Monday, June 21, 2010

FCC, Internet, Rules, Technology, and Business

"FCC Will Tame the Internet—Or Kill It"
Dennis Kneale, CNBC Media & Technology Editor, CNBC (June 21, 2010)

"For almost two decades the U.S. government has kept its meddlesome mudhooks off the Internet, freeing it to spread its kudzu-like tendrils into the global economy. And it worked.

"The FCC took a big step this week to end all of that. For the first time, the Federal Communications Commission proposes using a set of 75-year-old phone regulations to oversee the Net of the 21st century and have a say in the prices that companies like AT&T and Comcast can charge. And set rules for what traffic they must carry. (Comcast is acquiring a 51 percent stake in NBC Universal' CNBC's parent company. The deal is awaiting regulatory approval.)

"Some telecom execs say the FCC's agenda is downright radical. It could thwart high hopes for the wireless Internet...."

The CNBC article/op-ed focuses on the commercial & business aspects of this latest FCC action - naturally enough. The Lemming thinks that folks who like to use the Internet, either as viewers or content providers, should be interested.

Very interested.

The Rules Won't Let You? Re-Define Them

Back to the CNBC piece:

"...Two months ago the DC appeals court unanimously agreed: the FCC had no such authority.

"What to do? Make it up!

"To do that, the FCC proposes a nifty little change in definitions. It wants to re-classify the Internet and say it no longer is an 'information service'—which gets a light hand. Now the Net shall be called a 'telecommunications service'—a phone service, basically, that gets subjected (and subjugated) to a lot more government oversight...."

So the bureaucrats on Capitol Hill want to protect the masses from Big Internet? What could possibly go wrong?

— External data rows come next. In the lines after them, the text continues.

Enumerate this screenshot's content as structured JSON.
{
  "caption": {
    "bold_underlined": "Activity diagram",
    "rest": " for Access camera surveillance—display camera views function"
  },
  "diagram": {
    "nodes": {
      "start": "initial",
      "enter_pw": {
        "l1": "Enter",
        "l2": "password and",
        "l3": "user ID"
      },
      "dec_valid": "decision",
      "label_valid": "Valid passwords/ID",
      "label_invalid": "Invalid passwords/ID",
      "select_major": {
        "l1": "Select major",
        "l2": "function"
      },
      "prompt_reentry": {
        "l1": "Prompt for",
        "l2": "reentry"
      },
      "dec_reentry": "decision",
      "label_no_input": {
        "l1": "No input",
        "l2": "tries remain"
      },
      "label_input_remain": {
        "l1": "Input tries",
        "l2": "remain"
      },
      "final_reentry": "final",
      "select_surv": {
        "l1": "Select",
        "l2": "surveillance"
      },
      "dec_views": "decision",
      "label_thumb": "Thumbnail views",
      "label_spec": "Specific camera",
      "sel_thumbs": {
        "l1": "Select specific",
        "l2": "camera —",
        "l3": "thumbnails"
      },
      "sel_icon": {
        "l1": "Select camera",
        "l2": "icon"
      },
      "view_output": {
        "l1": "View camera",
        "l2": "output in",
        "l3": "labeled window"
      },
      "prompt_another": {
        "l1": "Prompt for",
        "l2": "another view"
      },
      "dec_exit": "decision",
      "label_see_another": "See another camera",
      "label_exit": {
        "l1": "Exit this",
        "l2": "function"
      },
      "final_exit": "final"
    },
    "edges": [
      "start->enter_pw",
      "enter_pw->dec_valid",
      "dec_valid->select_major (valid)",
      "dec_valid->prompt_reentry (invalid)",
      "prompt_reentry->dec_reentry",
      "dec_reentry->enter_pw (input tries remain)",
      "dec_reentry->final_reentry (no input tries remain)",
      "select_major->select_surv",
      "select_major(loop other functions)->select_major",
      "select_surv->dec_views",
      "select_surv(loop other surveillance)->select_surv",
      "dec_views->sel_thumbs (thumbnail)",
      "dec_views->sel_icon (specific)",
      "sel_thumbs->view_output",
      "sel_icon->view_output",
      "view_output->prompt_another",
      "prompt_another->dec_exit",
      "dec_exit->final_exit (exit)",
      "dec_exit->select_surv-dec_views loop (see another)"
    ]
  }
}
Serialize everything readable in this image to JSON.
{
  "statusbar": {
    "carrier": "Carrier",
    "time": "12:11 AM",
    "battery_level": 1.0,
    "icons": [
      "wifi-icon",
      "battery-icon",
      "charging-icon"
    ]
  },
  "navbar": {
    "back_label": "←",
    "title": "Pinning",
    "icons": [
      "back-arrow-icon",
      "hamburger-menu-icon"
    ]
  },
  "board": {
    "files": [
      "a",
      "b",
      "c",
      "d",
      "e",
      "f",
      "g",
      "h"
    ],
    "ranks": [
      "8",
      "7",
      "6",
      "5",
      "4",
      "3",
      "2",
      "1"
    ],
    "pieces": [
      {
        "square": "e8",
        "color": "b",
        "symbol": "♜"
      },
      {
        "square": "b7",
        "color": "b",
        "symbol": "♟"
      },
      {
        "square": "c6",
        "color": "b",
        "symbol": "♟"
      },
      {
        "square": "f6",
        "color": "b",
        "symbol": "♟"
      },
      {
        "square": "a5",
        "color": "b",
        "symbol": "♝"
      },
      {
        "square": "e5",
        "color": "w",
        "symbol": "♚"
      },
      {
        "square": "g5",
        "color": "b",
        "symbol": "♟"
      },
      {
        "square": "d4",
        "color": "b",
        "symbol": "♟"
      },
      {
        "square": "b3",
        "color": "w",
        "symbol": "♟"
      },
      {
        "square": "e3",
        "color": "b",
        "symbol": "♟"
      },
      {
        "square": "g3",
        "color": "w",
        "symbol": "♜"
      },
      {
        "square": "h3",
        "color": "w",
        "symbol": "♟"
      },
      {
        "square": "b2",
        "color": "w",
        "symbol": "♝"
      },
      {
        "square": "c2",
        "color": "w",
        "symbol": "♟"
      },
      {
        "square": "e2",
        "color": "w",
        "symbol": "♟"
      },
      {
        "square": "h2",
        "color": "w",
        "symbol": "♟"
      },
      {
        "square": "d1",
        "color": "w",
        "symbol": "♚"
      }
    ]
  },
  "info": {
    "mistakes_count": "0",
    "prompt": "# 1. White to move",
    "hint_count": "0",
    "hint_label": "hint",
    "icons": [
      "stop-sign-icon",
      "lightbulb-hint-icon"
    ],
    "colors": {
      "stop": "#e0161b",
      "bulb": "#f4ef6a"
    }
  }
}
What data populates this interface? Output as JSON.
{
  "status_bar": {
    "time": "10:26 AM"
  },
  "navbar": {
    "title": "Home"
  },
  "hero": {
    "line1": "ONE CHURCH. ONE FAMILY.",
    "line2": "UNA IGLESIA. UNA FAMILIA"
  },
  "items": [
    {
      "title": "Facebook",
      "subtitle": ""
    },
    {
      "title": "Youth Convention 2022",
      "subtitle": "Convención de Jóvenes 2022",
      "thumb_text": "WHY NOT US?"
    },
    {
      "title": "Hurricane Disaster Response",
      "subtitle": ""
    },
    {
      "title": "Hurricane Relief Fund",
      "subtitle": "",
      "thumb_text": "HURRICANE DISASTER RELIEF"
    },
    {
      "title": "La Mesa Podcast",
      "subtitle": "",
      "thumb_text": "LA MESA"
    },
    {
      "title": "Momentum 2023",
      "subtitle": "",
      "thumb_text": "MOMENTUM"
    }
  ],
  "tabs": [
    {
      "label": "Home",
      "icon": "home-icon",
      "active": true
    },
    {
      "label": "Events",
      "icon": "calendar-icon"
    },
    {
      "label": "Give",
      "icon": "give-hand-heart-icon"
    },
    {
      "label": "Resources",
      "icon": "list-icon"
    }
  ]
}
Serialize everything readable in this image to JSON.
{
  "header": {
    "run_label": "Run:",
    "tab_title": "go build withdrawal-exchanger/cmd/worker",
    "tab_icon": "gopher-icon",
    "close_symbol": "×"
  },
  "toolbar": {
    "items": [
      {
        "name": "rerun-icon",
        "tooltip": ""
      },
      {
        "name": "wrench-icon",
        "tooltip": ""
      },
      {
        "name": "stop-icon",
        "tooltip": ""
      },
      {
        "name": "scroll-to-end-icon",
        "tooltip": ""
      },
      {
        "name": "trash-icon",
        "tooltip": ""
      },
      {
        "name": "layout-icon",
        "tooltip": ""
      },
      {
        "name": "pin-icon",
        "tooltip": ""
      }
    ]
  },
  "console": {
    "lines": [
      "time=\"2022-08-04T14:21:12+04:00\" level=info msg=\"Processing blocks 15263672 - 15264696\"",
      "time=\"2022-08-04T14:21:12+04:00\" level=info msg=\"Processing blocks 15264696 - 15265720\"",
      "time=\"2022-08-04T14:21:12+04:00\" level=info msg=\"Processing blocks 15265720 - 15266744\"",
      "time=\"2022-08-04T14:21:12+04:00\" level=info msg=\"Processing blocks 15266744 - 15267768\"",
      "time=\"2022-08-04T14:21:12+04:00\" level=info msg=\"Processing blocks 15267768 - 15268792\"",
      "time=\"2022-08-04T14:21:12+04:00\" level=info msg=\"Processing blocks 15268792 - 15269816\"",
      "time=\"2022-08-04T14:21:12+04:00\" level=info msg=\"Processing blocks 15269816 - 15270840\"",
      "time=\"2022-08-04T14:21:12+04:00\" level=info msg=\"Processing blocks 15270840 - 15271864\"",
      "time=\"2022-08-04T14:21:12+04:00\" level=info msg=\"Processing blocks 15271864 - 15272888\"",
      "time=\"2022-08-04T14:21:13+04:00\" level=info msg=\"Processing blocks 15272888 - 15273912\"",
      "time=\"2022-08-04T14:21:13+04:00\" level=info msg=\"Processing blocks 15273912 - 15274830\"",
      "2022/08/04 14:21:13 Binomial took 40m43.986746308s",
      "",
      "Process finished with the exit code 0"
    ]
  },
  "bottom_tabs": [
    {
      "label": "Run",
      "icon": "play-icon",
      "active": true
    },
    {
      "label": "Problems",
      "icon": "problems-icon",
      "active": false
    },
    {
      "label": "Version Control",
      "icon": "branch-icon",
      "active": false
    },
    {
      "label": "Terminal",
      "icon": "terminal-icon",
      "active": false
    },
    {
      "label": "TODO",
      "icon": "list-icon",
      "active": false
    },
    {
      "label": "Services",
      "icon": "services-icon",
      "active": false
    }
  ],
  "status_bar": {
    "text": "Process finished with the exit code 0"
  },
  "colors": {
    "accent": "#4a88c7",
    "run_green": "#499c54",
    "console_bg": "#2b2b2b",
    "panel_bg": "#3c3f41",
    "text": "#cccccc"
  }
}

See:I'm not entirely sure that I go along with (AT&T's chief executive) Randall Stephenson's argument that today's FCC move is archaic because it uses a 1934 regulation that applied to rotary dial phones. On the other hand, quite a lot has happened since 1934: and I get suspicious when someone in authority starts re-writing definitions. Particularly definitions used in regulations that affect what the rest of us will be allowed to see - and how we'll be allowed to see it.

This latest FCC effort isn't censorship: it's more of an attempt to stop 'Big Internet' from setting up more effective, faster, communications channels. For the good of the common citizens, I'm sure - but as a common citizen, I'm not at all convinced that making it harder to upgrade information technology's infrastructure is a good idea.

But then, I'm one of those folks who don't want to be protected from the 'wicked, wicked web' - which the Lemming has said before.